Aljančič was one of ice-hockey pioneers in Yugoslavia. As a member of SK Ilrija he participated in the first Yugoslavian ice-hockey game against Kamnik team. He continued to play after the Second World War in the renamed HK Ljubljana team. He also played for the Yugoslavia national ice hockey team in the first international match against Austria national ice hockey team, where Aljančič scored first Yugoslav international goal. As a part of the Yugoslavia national team he participated in the 1951 and 1955 World Ice Hockey Championships, scoring two goals.

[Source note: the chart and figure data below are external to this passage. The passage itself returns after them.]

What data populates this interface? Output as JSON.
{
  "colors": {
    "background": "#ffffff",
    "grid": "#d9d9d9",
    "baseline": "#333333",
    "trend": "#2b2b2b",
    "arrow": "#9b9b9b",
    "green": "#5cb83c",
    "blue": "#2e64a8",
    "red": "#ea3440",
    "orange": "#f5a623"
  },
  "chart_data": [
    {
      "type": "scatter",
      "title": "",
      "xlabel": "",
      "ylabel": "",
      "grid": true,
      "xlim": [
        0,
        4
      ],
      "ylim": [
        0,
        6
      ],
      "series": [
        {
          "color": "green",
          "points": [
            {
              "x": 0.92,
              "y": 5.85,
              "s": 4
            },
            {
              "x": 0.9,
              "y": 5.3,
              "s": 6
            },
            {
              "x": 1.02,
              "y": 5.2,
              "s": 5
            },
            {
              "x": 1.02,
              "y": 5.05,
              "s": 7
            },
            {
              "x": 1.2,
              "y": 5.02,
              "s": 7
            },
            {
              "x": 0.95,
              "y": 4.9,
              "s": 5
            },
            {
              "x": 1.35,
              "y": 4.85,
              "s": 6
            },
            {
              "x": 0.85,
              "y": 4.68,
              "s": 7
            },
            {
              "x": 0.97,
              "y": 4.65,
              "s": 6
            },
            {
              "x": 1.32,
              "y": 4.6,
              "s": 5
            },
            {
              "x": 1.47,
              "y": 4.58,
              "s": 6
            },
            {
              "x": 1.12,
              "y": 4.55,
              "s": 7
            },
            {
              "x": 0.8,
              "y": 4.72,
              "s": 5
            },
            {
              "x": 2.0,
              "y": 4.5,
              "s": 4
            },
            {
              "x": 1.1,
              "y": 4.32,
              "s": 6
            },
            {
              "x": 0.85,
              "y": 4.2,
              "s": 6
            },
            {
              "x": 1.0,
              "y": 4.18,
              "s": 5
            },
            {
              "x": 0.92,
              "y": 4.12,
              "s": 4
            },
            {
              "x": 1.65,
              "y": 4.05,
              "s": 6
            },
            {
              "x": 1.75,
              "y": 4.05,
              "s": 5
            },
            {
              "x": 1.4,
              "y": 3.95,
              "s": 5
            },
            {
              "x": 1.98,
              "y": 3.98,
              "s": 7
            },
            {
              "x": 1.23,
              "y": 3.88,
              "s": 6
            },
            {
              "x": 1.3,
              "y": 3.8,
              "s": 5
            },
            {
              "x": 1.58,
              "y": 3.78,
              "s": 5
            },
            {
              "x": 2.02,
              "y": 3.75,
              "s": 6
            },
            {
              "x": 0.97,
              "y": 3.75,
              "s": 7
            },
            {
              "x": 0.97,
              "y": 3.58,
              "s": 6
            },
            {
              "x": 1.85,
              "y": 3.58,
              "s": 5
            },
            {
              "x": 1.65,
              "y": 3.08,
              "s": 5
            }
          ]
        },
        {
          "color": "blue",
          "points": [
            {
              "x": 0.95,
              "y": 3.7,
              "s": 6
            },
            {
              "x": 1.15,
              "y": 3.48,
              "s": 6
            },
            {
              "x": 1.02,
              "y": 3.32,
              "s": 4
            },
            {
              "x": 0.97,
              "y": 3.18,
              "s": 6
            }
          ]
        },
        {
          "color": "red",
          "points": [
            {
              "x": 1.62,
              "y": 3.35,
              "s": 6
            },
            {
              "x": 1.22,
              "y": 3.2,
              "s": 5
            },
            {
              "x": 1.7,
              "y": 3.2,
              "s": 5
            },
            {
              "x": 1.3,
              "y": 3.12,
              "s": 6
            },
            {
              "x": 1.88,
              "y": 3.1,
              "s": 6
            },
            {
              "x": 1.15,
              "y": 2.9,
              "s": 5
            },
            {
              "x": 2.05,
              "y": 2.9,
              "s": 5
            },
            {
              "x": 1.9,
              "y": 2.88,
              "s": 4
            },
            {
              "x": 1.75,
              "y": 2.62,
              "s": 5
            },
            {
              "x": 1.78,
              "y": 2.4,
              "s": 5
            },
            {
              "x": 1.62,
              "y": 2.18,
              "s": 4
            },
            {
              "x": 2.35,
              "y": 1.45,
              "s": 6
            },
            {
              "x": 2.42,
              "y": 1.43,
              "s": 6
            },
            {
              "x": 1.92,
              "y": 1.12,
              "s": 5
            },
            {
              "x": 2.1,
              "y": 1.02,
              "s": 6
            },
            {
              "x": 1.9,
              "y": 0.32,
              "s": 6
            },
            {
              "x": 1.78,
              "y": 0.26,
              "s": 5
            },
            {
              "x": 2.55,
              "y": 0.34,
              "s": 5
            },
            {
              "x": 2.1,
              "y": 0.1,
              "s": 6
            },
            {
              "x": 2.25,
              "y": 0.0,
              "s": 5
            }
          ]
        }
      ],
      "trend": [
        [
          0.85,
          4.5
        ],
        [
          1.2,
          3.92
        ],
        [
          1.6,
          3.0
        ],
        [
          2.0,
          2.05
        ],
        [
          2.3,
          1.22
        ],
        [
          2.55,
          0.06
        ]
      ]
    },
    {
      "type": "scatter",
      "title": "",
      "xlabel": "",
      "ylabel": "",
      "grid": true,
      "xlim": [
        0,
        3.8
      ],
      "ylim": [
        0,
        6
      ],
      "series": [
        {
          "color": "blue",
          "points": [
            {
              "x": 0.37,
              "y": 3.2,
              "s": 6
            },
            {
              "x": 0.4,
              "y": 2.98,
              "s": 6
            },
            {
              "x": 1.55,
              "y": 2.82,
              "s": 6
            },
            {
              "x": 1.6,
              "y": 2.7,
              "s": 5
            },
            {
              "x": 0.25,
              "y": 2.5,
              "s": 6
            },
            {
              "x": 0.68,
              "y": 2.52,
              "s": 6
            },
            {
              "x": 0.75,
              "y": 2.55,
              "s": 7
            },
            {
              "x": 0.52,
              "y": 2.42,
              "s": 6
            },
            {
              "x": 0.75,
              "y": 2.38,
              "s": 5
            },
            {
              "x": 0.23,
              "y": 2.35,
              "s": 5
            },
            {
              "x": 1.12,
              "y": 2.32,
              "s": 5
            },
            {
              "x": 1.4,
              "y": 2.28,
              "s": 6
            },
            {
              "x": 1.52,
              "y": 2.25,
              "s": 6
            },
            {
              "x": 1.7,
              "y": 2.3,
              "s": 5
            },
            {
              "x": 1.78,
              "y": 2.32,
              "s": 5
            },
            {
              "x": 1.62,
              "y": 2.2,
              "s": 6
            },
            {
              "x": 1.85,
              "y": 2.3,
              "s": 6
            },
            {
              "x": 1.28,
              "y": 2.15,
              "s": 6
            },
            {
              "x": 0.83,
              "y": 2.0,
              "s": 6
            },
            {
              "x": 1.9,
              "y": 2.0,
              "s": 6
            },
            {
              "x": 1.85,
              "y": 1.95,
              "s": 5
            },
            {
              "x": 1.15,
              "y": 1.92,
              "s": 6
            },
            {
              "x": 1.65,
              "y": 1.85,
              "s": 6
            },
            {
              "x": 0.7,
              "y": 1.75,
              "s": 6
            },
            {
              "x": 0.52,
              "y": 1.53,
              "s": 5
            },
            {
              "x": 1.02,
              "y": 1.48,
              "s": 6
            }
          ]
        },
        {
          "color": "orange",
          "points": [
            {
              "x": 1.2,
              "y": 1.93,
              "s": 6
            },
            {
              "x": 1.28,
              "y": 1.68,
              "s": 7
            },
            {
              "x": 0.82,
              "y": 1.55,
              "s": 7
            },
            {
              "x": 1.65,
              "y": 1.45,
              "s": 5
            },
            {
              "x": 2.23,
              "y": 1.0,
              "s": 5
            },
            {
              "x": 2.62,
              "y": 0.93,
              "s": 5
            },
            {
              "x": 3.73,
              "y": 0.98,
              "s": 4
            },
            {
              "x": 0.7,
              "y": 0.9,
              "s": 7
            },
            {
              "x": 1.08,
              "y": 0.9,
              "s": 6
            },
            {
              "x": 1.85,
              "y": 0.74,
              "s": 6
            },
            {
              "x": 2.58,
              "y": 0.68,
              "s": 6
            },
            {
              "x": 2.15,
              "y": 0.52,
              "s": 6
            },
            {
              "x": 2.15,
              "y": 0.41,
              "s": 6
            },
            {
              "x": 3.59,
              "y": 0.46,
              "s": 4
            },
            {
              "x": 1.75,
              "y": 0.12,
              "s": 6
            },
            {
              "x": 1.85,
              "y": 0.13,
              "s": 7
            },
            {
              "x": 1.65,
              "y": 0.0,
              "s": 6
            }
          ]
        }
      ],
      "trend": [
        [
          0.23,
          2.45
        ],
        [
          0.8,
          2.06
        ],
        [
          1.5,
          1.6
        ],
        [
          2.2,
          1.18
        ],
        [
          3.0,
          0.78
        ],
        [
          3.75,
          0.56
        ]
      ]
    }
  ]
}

In 1957, after a 25-year ice-hockey career, Aljančič retired. He later worked as an official trying to popularise the sport in Slovenia, helped to build Hala Tivoli ice-hockey rink and organize the 1966 World Ice Hockey Championships in it. As the first Slovenian, he was inducted into the IIHF Hall of Fame in 2002. In 2007, he was inducted to the Slovenian Hockey Hall of Fame.

His two sons, Ernest Aljančič and Jani Aljančič, have also played ice-hockey for Olimpija and Yugoslavia national ice hockey team. Ernest was also the president of the Ice Hockey Federation of Slovenia for 15 years.